La resistencia maya se logra mediante los vasos comunicantes que existen entre la población urbana y los cientos de comunidades rurales que aún detentan ricos recursos de la naturaleza tropical, a pesar de medio siglo de proyectos de modernización equivocada impulsados desde el Estado y de la presión para despojarlos de sus territorios. Estas comunidades están generando formas productivas basadas en la cooperación y el uso ecológicamente adecuado de los recursos. Certifican lo anterior los ejidos forestales mayas de Quintana Roo, poseedores de más de un millón de hectáreas y que han logrado manejos forestales adecuados (como las cooperativas de chicle orgánico) que combinan con zonas de conservación comunitaria en unos 50 núcleos agrarios. Lo atestiguan las casi 80 mil familias de apicultores de la península que producen 40 por ciento de la miel del país, y que enfrentan exitosamente a las corporaciones biotecnológicas que buscan introducir la soya transgénica que contamina su producción. El colectivo Ma Ogm ha logrado agrupar a cooperativas apícolas, ejidatarios, ambientalistas, académicos y organizaciones civiles en defensa de la miel. De enorme importancia ha sido la creación de la Reserva Estatal Biocultural del Puuc, la cual se extiende por unas 135 mil hectáreas, que es el resultado del esfuerzo conjunto de los municipios de Muna, Ticul, Santa Elena, Oxkutzcab y Tekax en colaboración con organizaciones conservacionistas y académicos. Esta reserva, la primera en el país, conforma una iniciativa de vanguardia a escala internacional, no sólo porque protege una zona estratégica desde el punto de vista biológico y preserva importantes centros ceremoniales antiguos, sino porque es un proyecto generado desde la gente misma. El proyecto ha celebrado, por ejemplo, un primer foro biocultural, donde 200 participantes discutieron y acordaron todo en lengua maya. No puede dejar de citarse la aparición de numerosos centros de investigación, educación y capacitación en varios sitios de la selva maya, como la escuela de agroecología de Maní, que tras dos décadas ha formado a cientos de jóvenes mayas; el centro para la investigación, educación y conservación Kaxil Kihuic, o la comunidad de aprendizaje para promotores mayas que aglutina a 25 organizaciones.

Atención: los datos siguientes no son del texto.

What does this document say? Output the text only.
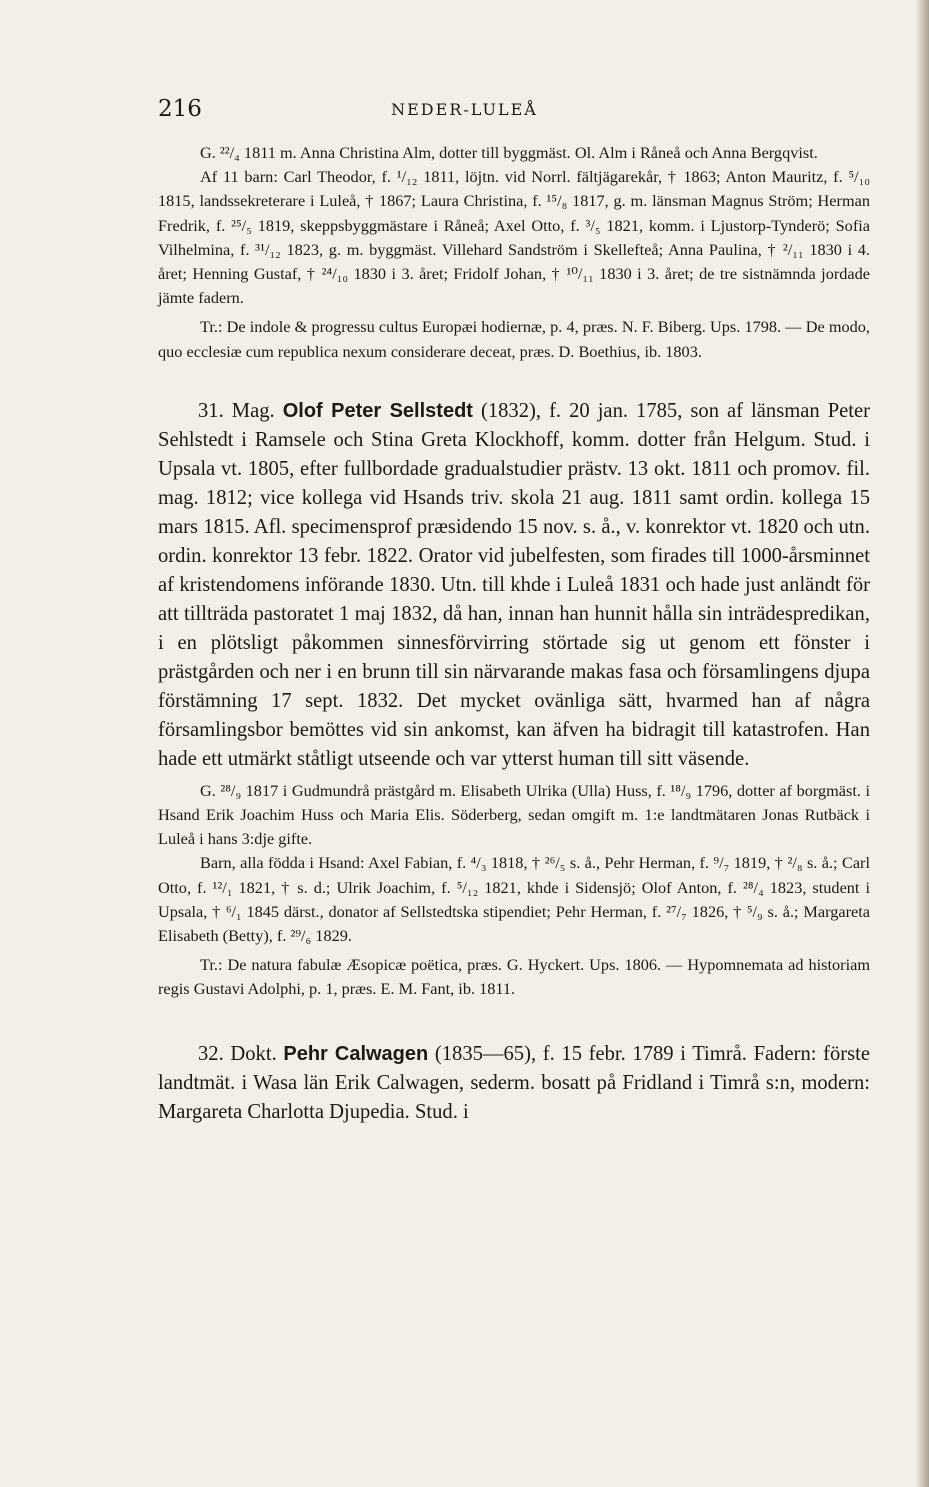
216	NEDER-LULEÅ

G. ²²/₄ 1811 m. Anna Christina Alm, dotter till byggmäst. Ol. Alm i Råneå och Anna Bergqvist.

Af 11 barn: Carl Theodor, f. ¹/₁₂ 1811, löjtn. vid Norrl. fältjägarekår, † 1863; Anton Mauritz, f. ⁵/₁₀ 1815, landssekreterare i Luleå, † 1867; Laura Christina, f. ¹⁵/₈ 1817, g. m. länsman Magnus Ström; Herman Fredrik, f. ²⁵/₅ 1819, skeppsbyggmästare i Råneå; Axel Otto, f. ³/₅ 1821, komm. i Ljustorp-Tynderö; Sofia Vilhelmina, f. ³¹/₁₂ 1823, g. m. byggmäst. Villehard Sandström i Skellefteå; Anna Paulina, † ²/₁₁ 1830 i 4. året; Henning Gustaf, † ²⁴/₁₀ 1830 i 3. året; Fridolf Johan, † ¹⁰/₁₁ 1830 i 3. året; de tre sistnämnda jordade jämte fadern.

Tr.: De indole & progressu cultus Europæi hodiernæ, p. 4, præs. N. F. Biberg. Ups. 1798. — De modo, quo ecclesiæ cum republica nexum considerare deceat, præs. D. Boethius, ib. 1803.

31. Mag. Olof Peter Sellstedt (1832), f. 20 jan. 1785, son af länsman Peter Sehlstedt i Ramsele och Stina Greta Klockhoff, komm. dotter från Helgum. Stud. i Upsala vt. 1805, efter fullbordade gradualstudier prästv. 13 okt. 1811 och promov. fil. mag. 1812; vice kollega vid Hsands triv. skola 21 aug. 1811 samt ordin. kollega 15 mars 1815. Afl. specimensprof præsidendo 15 nov. s. å., v. konrektor vt. 1820 och utn. ordin. konrektor 13 febr. 1822. Orator vid jubelfesten, som firades till 1000-årsminnet af kristendomens införande 1830. Utn. till khde i Luleå 1831 och hade just anländt för att tillträda pastoratet 1 maj 1832, då han, innan han hunnit hålla sin inträdespredikan, i en plötsligt påkommen sinnesförvirring störtade sig ut genom ett fönster i prästgården och ner i en brunn till sin närvarande makas fasa och församlingens djupa förstämning 17 sept. 1832. Det mycket ovänliga sätt, hvarmed han af några församlingsbor bemöttes vid sin ankomst, kan äfven ha bidragit till katastrofen. Han hade ett utmärkt ståtligt utseende och var ytterst human till sitt väsende.

G. ²⁸/₉ 1817 i Gudmundrå prästgård m. Elisabeth Ulrika (Ulla) Huss, f. ¹⁸/₉ 1796, dotter af borgmäst. i Hsand Erik Joachim Huss och Maria Elis. Söderberg, sedan omgift m. 1:e landtmätaren Jonas Rutbäck i Luleå i hans 3:dje gifte.

Barn, alla födda i Hsand: Axel Fabian, f. ⁴/₃ 1818, † ²⁶/₅ s. å., Pehr Herman, f. ⁹/₇ 1819, † ²/₈ s. å.; Carl Otto, f. ¹²/₁ 1821, † s. d.; Ulrik Joachim, f. ⁵/₁₂ 1821, khde i Sidensjö; Olof Anton, f. ²⁸/₄ 1823, student i Upsala, † ⁶/₁ 1845 därst., donator af Sellstedtska stipendiet; Pehr Herman, f. ²⁷/₇ 1826, † ⁵/₉ s. å.; Margareta Elisabeth (Betty), f. ²⁹/₆ 1829.

Tr.: De natura fabulæ Æsopicæ poëtica, præs. G. Hyckert. Ups. 1806. — Hypomnemata ad historiam regis Gustavi Adolphi, p. 1, præs. E. M. Fant, ib. 1811.

32. Dokt. Pehr Calwagen (1835—65), f. 15 febr. 1789 i Timrå. Fadern: förste landtmät. i Wasa län Erik Calwagen, sederm. bosatt på Fridland i Timrå s:n, modern: Margareta Charlotta Djupedia. Stud. i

En una región cargada de historia natural y social, donde existen unos 3 mil sitios arqueológicos, la gran mayoría bajo custodia de las comunidades y de las selvas que las cubren y ocultan, los proyectos de modernización se vuelven de inmediato proyectos depredadores si no toman en cuenta esto. La memoria maya tampoco olvida su larga, casi eterna resistencia cultural y política. El recuerdo viviente de Jacinto Canek, como el de Zapata en Morelos, reverbera en los senderos secretos de las selvas mayas. Tampoco logra desaparecer la cruenta guerra de castas que duró medio siglo y provocó la muerte de 200 mil personas, ni la explotación de las haciendas henequeneras, ni la resistencia aún vigente en los 1950 en el sur de Quintana Roo. Esta vez, sin embargo, los mayas apuestan por un retorno dulce, basado en lo biocultural, es decir, en la acción ecopolítica, apuntalado todo por una intelectualidad de técnicos e investigadores críticos y comprometidos social y ambientalmente. La península de Yucatán es ya un laboratorio para la metamorfosis civilizatoria, una trasformación que será delicada, silenciosa, pacífica e inteligente, o no será.